Em vista do sucesso obtido junto às nossas e vossas autoridades fazendárias, corri, sempre sem pressa, para quitar o DARF correspondente na maquininha do Banco do Brasil. Passei, depois, de raspão, na garagem para xerocar meus importantíssimos papéis e finalmente retornei à presença da funcionária, que, verdade seja dita, me atendeu com o melhor dos seus sorrisos nos lábios, dentes, olhos, rugas de expressão e até orelhas.

Essa brincadeira deve ter-me custado, além dos dois olhos da cara em salgadas prestações mensais, umas duas horas de vida (gasto esse obviamente não-reembolsável nem pelo Tesouro, nem pelo meu plano de saúde).

Aliás, minto. Custou-me, dos olhos, apenas um e somente um, que de fato hoje já não me faz muita falta, pois, atípico desde a concepção vulgar que me catapultou para esta encarnação, sempre enxerguei melhor com a bolinha sobrante. O diabo é que ainda não havia conseguido identificar (até 2003; hoje, são outros 500!) com precisão o olho que me atrapalhava a visão. Agora, já sei: é o esquerdo! Coisa de esquerdista subversivo!

Vantagem irrefutável dessa transcendental descoberta científica: já não preciso arrancá-lo (nem furá-lo, como equivocadamente fez Édipo, por maldosa sugestão de Sófocles) e guardo-o, com total insegurança, como estepe no bagageiro do meu carrão. De qualquer forma, se o estupro é inevitável, relaxe e ... Foi o que fiz! Pois é, resolvi embarcar nessa, ou seja, aproveitar o momento desagradável para ter algum “lucro secundário”. Lógica de psicólogo que aprendi por osmose.

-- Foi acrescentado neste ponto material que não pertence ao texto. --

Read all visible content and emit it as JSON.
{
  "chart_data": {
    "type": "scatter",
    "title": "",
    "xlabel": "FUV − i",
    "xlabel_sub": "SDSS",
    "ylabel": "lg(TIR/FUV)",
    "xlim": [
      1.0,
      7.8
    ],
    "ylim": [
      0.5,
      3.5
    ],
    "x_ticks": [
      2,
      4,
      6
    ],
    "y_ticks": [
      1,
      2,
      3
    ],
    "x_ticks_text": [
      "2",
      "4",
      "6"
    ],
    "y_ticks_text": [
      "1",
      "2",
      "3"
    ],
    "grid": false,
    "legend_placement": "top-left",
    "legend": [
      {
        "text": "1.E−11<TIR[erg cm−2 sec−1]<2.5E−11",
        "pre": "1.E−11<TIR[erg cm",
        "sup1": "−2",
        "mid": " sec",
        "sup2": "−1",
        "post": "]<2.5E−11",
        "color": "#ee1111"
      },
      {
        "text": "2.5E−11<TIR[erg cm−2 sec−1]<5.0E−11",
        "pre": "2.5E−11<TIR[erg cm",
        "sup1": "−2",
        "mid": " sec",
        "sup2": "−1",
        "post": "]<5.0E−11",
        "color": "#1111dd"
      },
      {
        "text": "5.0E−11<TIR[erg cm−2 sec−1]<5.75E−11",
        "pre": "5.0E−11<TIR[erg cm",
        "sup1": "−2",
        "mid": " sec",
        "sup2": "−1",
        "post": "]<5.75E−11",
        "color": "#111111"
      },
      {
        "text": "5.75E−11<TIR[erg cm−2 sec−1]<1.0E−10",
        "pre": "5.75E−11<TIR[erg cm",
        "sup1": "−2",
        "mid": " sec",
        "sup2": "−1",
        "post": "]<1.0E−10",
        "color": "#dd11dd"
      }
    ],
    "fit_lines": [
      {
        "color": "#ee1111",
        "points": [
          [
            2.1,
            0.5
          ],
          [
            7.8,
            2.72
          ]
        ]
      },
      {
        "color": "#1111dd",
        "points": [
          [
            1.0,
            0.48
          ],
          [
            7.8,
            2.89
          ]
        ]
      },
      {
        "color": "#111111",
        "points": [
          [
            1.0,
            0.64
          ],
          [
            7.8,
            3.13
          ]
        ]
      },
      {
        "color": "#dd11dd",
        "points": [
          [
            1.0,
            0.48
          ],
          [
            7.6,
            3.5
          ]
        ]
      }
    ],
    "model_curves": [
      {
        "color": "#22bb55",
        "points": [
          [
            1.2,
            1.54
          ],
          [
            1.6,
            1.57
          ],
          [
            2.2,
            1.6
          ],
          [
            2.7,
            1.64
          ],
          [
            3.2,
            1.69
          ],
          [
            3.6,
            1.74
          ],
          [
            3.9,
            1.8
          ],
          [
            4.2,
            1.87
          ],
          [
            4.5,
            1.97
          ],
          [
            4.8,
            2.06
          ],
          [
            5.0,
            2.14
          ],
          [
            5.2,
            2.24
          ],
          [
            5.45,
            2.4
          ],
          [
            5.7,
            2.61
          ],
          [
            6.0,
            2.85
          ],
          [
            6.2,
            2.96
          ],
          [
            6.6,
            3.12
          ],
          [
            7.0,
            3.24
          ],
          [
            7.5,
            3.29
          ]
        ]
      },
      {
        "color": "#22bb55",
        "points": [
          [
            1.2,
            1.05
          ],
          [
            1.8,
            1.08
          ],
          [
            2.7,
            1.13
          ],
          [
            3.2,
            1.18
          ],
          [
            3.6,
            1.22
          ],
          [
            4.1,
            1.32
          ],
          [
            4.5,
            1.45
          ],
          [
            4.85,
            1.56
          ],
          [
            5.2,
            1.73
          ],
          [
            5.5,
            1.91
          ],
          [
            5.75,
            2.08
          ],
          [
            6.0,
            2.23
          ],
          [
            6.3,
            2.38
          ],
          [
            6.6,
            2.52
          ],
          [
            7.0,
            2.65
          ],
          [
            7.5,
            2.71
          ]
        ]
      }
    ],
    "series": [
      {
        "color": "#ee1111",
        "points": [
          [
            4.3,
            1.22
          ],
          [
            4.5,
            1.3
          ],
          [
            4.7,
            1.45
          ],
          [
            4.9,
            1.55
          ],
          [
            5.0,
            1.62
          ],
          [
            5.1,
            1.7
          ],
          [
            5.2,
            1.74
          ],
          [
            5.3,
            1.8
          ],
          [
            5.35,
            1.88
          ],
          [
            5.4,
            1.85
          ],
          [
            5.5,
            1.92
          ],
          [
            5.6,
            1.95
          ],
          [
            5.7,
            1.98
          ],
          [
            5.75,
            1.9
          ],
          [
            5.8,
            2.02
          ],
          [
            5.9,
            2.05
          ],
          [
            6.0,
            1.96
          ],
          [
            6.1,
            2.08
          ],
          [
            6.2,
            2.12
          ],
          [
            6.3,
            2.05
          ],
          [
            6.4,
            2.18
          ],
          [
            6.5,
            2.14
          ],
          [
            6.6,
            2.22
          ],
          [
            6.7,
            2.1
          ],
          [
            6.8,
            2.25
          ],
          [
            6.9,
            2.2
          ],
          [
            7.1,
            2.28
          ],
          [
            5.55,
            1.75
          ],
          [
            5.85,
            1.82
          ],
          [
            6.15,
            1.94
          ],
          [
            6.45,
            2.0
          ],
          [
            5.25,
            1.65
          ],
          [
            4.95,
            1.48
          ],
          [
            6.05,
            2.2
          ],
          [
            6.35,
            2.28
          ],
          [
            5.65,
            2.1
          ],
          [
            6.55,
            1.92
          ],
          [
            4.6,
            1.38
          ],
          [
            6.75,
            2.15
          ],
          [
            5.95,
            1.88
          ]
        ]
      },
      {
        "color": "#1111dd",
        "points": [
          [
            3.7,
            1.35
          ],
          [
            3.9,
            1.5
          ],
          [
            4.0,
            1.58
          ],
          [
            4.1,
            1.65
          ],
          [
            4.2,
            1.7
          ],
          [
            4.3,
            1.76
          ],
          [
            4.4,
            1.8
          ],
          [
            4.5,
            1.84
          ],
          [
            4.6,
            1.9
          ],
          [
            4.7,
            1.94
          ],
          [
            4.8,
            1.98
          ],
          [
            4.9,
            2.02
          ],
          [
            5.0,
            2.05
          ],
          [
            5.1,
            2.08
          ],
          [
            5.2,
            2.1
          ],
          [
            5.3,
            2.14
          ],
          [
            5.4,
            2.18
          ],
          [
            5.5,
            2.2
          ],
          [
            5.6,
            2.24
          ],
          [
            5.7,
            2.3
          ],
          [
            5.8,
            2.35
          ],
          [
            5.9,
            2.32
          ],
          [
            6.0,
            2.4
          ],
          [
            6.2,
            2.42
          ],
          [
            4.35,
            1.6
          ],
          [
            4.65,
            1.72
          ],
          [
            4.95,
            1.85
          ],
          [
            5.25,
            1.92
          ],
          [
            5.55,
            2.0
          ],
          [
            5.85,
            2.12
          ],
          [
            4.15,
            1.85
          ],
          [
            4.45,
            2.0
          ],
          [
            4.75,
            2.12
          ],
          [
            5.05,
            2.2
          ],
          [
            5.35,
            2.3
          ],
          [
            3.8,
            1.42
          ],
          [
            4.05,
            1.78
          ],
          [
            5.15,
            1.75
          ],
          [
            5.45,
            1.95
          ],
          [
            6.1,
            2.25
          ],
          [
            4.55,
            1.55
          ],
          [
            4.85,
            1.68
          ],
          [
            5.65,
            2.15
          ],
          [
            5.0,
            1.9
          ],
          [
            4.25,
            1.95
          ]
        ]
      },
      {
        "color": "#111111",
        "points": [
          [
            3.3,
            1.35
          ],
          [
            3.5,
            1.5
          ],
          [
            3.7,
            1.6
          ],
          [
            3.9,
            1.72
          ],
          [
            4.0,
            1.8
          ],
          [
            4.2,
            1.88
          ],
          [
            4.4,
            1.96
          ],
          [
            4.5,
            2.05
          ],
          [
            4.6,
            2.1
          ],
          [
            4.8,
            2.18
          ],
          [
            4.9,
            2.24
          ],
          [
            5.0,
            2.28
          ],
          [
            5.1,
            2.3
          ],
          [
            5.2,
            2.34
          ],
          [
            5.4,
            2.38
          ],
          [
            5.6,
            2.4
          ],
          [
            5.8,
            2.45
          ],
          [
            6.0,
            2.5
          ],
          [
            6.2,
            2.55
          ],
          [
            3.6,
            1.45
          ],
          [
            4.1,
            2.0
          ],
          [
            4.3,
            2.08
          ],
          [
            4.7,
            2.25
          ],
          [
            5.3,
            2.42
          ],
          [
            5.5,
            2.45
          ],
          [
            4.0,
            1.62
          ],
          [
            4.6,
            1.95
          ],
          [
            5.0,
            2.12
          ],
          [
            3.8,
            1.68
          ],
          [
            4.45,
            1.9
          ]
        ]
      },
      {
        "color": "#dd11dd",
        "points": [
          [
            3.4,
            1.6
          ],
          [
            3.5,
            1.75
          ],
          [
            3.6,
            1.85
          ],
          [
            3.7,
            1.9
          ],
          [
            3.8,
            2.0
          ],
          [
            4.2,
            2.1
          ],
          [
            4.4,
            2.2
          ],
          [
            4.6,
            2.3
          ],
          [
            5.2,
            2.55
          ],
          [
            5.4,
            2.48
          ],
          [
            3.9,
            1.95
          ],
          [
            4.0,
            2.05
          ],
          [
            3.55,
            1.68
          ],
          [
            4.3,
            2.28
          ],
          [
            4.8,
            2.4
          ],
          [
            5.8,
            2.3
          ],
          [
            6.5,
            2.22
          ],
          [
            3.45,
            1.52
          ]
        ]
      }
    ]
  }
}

Com esse estado de ânimo, sutilmente provoquei a funcionária e, por extensão, o próprio Leão, “gabando-me” de que - após tratar de tantos detalhes complicados até para um PhD de verdade – corria eu o perigoso risco de acabar ficando mais inteligente, o que poderia gabaritar-me a uma candidatura qualquer, contanto que fosse bem remunerada. Como ela esboçou um discreto sorriso dúbio, giocondês, posto que raspara os sobrolhos, animei-me, na despedida, a indagar-lhe o nome.

Confessou chamar-se Isabelle, pecado de que logo a perdoei, não sem antes impor-lhe uma penitência qualquer de praxe – que mal, supostamente, não lhe fez, igual a remédios homeopáticos, exceto para os raros, muito raros, pagadores de impostos que morrem em decorrência deles, como, aliás, já aconteceu com outrem. Depois, não pude conter o didático comentário:

- Nome de um famoso ballet francês, sabia? (Uma deslavada mentira!)

Claro que ela sempre soube. Para completar a gracinha, acrescentei:

- O negócio é dançar a vida, certo

E, assim, saí de cabeça erguida e espinha reta como a do Geisel, além de um sorriso nos lábios a relembrar, na companhia de uns neurônios desocupados, um filme nipônico sobre dança. Cheguei até, confesso, soluçante, a assistir a uma outra versão com aquele galã americano metido a budista sério (que nem eu) – , convencido, como ela, de como o samba faz bem à vida! Dos outros, claro, pois, eu, muçulmano convertido, sou inibido para essas estrepolias. Podem até me considerar um pervertido irrrecuperável, mas dançar – jamais! Temente que sou a Alá e seus profetas!

E, antes que me dessem ordem de prisão, fugi do recinto para lamber as feridas financeiras com um certo pudor. Agora, se tudo correr bem, serei computado na próxima PNAD (Pesquisa Nacional por Amostra de Domicílios, do IBGE) como mais uma vítima fatal da voracidade tributária do Estado. Isso, se a Fazenda liberar em tempo hábil recursos orçamentários para o IBGE, o que duvido que aconteça com esse nível de superávit fiscal que ela persegue. Quanto prestígio para mim, hein?

Afinal, como todo banqeiro tupinambá bem sabe, só paga imposto no Brasil quem phode. (Ei, tirem esse “h” daí!).